Amy runs a small convenience store out of her home. But customers are scarce, and without the help of her husband or pregnant daughter, she must supplement the family income and collects bets for a popular but illegal numbers game.

Kept & Dreamless (Las Mantenidas Sin Suenos)
Vera Fogwill & Martin Desalvo, Argentina, 2005, 94 min., Spanish

During Argentina's economic crisis of the '90s, 9-year-old Eugenia and her mother live a seemingly colorful life. But Eugenia must deal with her mother's dysfunctional and drug-addled lifestyle.

7 p.m. Blind Mountain (Mang shan)
Yang Li, China, 2007, 95 min., Mandarin (Shaanxi dialect)

In his first film since the acclaimed and equally devastating "Blind Shaft" (2003), director Yang turns from the corruption of China's illegal mining to the even more horrifying illegal trade in women.

Late Bloomers (Die Herbstzeitlosen)

Bettina Oberli, Switzerland, 2008, 90 min., German

Martha (87-year-old Stephanie Glaser), a plucky retiree and recent widow, stirs up things in her conservative mountain village when she and several friends fulfill a lifelong dream by opening a shop selling provocative lingerie. 

Vanaja
Rajnesh Domalpalli, India, 2006, 111 min., Telugu

Set in rural South India, "Vanaja" explores the chasm that still divides classes and movingly chronicles a young girl's struggle to come of age.

9:30 p.m. The Unknown Woman (La Sconosciuta)

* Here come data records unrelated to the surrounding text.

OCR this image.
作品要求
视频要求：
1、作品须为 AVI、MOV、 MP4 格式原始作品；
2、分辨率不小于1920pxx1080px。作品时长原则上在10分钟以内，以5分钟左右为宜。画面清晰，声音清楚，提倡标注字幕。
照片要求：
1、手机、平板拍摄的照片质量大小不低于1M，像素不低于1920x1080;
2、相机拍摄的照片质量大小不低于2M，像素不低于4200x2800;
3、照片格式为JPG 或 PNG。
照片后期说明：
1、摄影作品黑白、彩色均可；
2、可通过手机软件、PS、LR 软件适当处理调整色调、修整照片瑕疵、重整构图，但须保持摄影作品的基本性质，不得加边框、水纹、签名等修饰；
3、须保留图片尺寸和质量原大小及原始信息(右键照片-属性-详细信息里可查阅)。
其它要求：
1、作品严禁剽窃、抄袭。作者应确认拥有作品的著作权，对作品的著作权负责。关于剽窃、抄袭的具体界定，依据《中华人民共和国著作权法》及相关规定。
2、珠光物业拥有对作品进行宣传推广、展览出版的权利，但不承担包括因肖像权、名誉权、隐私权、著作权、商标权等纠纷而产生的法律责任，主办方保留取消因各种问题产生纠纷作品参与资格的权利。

Giuseppe Tornatore, Italy, 2006, 118 min., Italian

In this Hitchcockian thriller - Salon says it's a "delirious, semi-Gothic, overcooked melodrama" - Irena (Xenia Rappoport), a Ukrainian woman, calculatedly insinuates herself into the lives of a young, affluent Italian family.

The Juche Idea 

Jim Finn, U.S., 2008, 62 min.

With Interkosmos (Jim Finn, U.S., 2006, 71 min.)

In "The Juche Idea," St. Louisan Jim Finn presents a deadpan comedy that follows the efforts of a South Korean video artist to revitalize North Korean cinema. In "Interkosmos," Finn chronicles a failed German space-colonization mission.